I will not take the time to review the DSM-IV criteria for GAD in this article and will simply lead into the pharmacologic interventions by suggesting the following:
the prevalence of GAD is ~2-5% of the population (women more than men and older more than younger)
there is a high degree of co-morbidity - especially major depression and substance abuse [so-called “self-medicating”].
DSM-IV requires at least a 6-month duration, with significant symptoms of worry,fatigue, insomnia, muscle tension, decreased concentration, and irritability).
GAD is a chronic illness
relapse rates are high
diagnostically, many clinicians see GAD as a possible obsessive-compulsive (O-C) spectrum variant, similar in some ways to hypochondriasis, given the ruminative focus, the cognitive style, the behavioral avoidance, and the rituals surrounding the GAD obsession (often the body, illness, health, etc.).
in the initial work-up, it is very important to rule out intoxication or withdrawal (e.g. from benzodiazepines) as a contributing factor. Intoxication could be something as simple as excessive caffeine usage.
This author, for the psychotherapeutic intervention, uses a CBT-like intervention that focuses primarily on anxiety-provoking, therapist-assisted, out-of-office, in-vivo exposure protocol. In general, this author does not use pharmacotherapeutic interventions in mild-to moderate GAD and tends to use pharmacotherapeutic interventions in a high percentage of moderate-to-severe GAD.
As with all Axis I anxiety disorders, before starting pharmacotherapy (in conjunction with the psychotherapy of choice), the clinician needs to first rule out:
a causative medical problem presenting as symptoms of GAD
a prescription medication presenting as symptoms of GAD (an iatrogenic cause)
rule out substance abuse (drug and/or alcohol).
Having ruled out the above three concerns, and assuming a moderate-to-severe degree of GAD, the informed prescriber (as with any other Axis I disorder) will try to find a first-line agent that is effective, at the lowest possible dose, with the fewest side-effects.
Some of the factors that influence this choice include:
age (pediatric/geriatric might affect dose, medically compromised, etc.)
co-morbid psychiatric/psychological conditions - Axis I, II [particularly Cluster C, the “anxious-fearful” cluster]
concurrent prescription (psychotropic or otherwise) medication (rule out activating or stimulating effects)
concurrent OTC (including “herbal”/organic) products (rule out activation. e.g. ephedrine)

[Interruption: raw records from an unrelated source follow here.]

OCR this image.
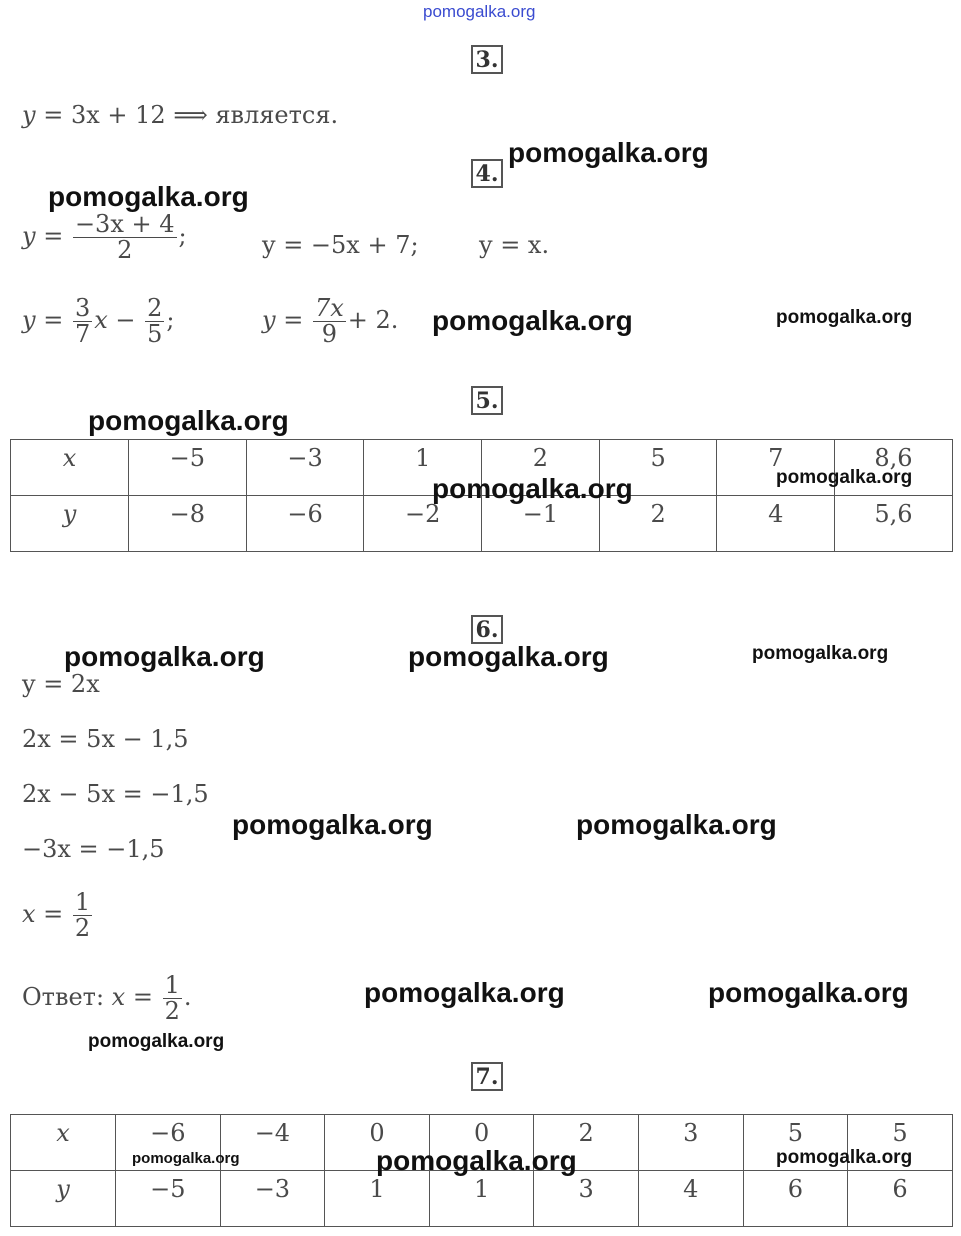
pomogalka.org
3.
y = 3x + 12 ⟹ является.
4.
$y = \frac{-3x + 4}{2}$ ;	y = −5x + 7;	y = x.
$y = \frac{3}{7}$ $x - \frac{2}{5}$ ;	$y = \frac{7x}{9} + 2$.
5.
x	−5	−3	1	2	5	7	8,6
y	−8	−6	−2	−1	2	4	5,6
6.
y = 2x
2x = 5x − 1,5
2x − 5x = −1,5
−3x = −1,5
$x = \frac{1}{2}$
Ответ: $x = \frac{1}{2}$ .
7.
x	−6	−4	0	0	2	3	5	5
y	−5	−3	1	1	3	4	6	6
pomogalka.org
pomogalka.org
pomogalka.org	pomogalka.org
pomogalka.org
pomogalka.org	pomogalka.org
pomogalka.org	pomogalka.org	pomogalka.org
pomogalka.org	pomogalka.org
pomogalka.org	pomogalka.org
pomogalka.org
pomogalka.org	pomogalka.org	pomogalka.org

co-morbid medical conditions (Axis III “hyper-” or “hypo-” conditions that have similar-to-GAD presentations)
personal or family history of response (positive or negative) to a particular class of medication (possible genetic predisposition to preferential response?)

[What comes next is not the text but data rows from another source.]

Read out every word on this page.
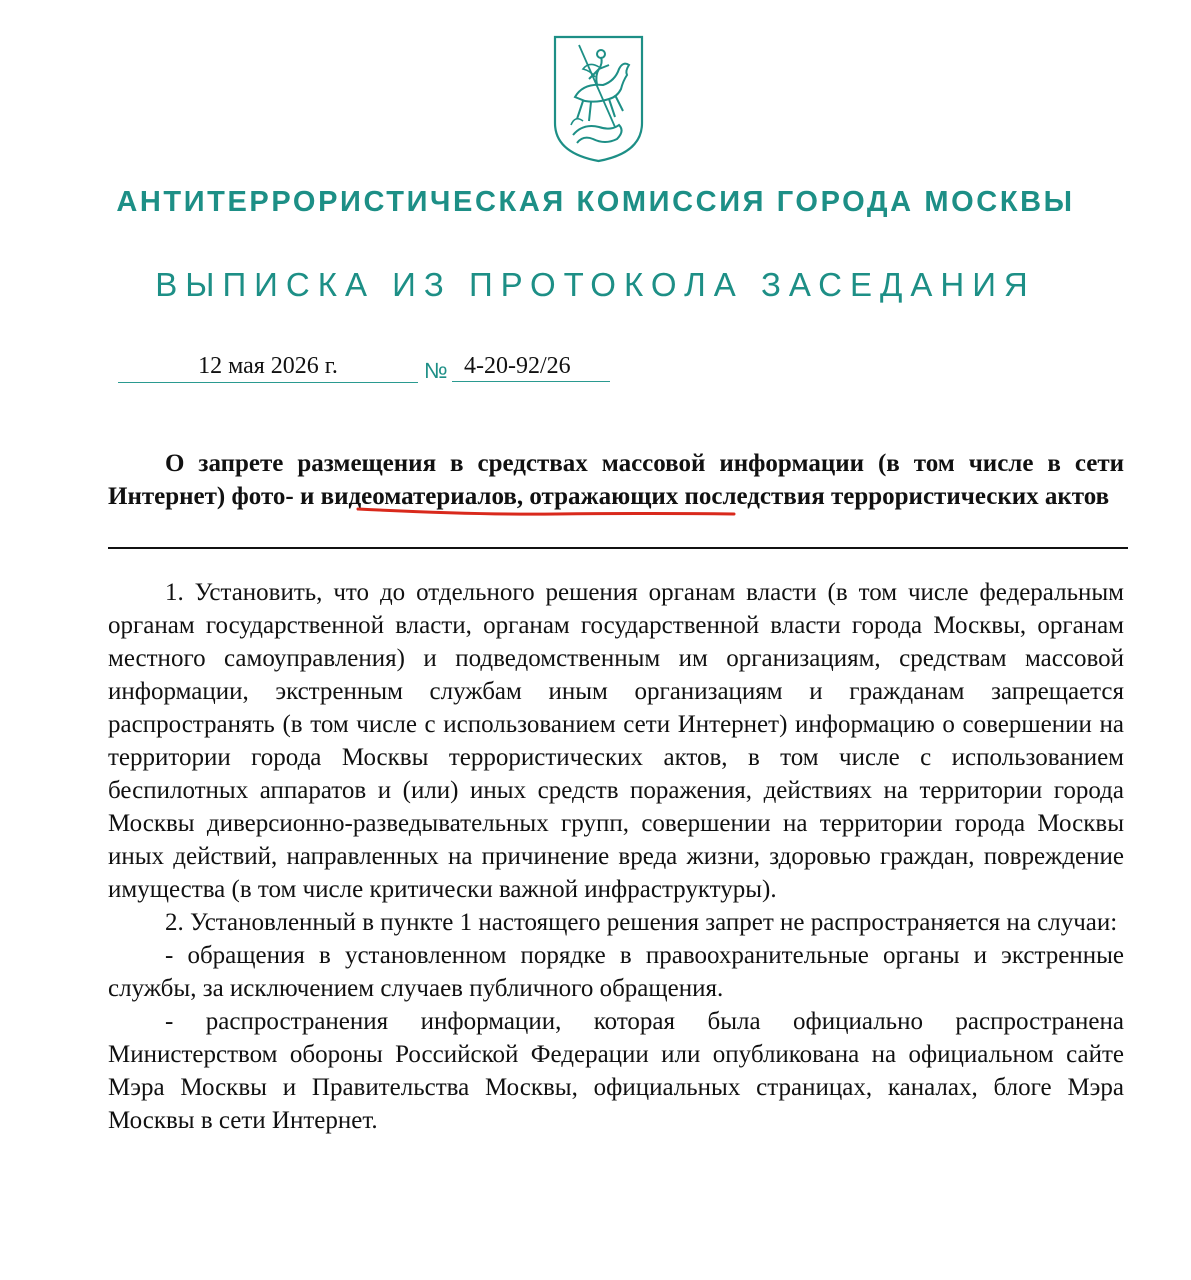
АНТИТЕРРОРИСТИЧЕСКАЯ КОМИССИЯ ГОРОДА МОСКВЫ
ВЫПИСКА ИЗ ПРОТОКОЛА ЗАСЕДАНИЯ
12 мая 2026 г.	№ 4-20-92/26
О запрете размещения в средствах массовой информации (в том числе в сети Интернет) фото- и видеоматериалов, отражающих последствия террористических актов

1. Установить, что до отдельного решения органам власти (в том числе федеральным органам государственной власти, органам государственной власти города Москвы, органам местного самоуправления) и подведомственным им организациям, средствам массовой информации, экстренным службам иным организациям и гражданам запрещается распространять (в том числе с использованием сети Интернет) информацию о совершении на территории города Москвы террористических актов, в том числе с использованием беспилотных аппаратов и (или) иных средств поражения, действиях на территории города Москвы диверсионно-разведывательных групп, совершении на территории города Москвы иных действий, направленных на причинение вреда жизни, здоровью граждан, повреждение имущества (в том числе критически важной инфраструктуры).

2. Установленный в пункте 1 настоящего решения запрет не распространяется на случаи:

- обращения в установленном порядке в правоохранительные органы и экстренные службы, за исключением случаев публичного обращения.

- распространения информации, которая была официально распространена Министерством обороны Российской Федерации или опубликована на официальном сайте Мэра Москвы и Правительства Москвы, официальных страницах, каналах, блоге Мэра Москвы в сети Интернет.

personal or family history of response (positive or negative) to a particular agent within a particular class of medication
personal bias (positive or negative) about a particular class or medication within that class
concurrent substance abuse/history of addiction (avoid benzodiazepines)
cultural, religious beliefs/values about the use of medication
As with all prescription trials, the first-line agent (especially if not just being used on a p.r.n. [as needed] basis) needs to be geared to doing an adequate trial. An adequate trial is defined as an adequate dose for an adequate duration of time. Most of the patients this author has seen in consultation for so-called “treatment-resistant GAD” have been on many medications but have literally never had an adequate trial of a single medication based on the above definition. An exception to that would be the patient who was clearly compliant with the pharmacologic recommendations but had unremitting and severe side-effects. Obviously the most important clinical intervention in such a case is to discontinue the drug and try something else. This would neither be non-compliance nor false treatment-resistance.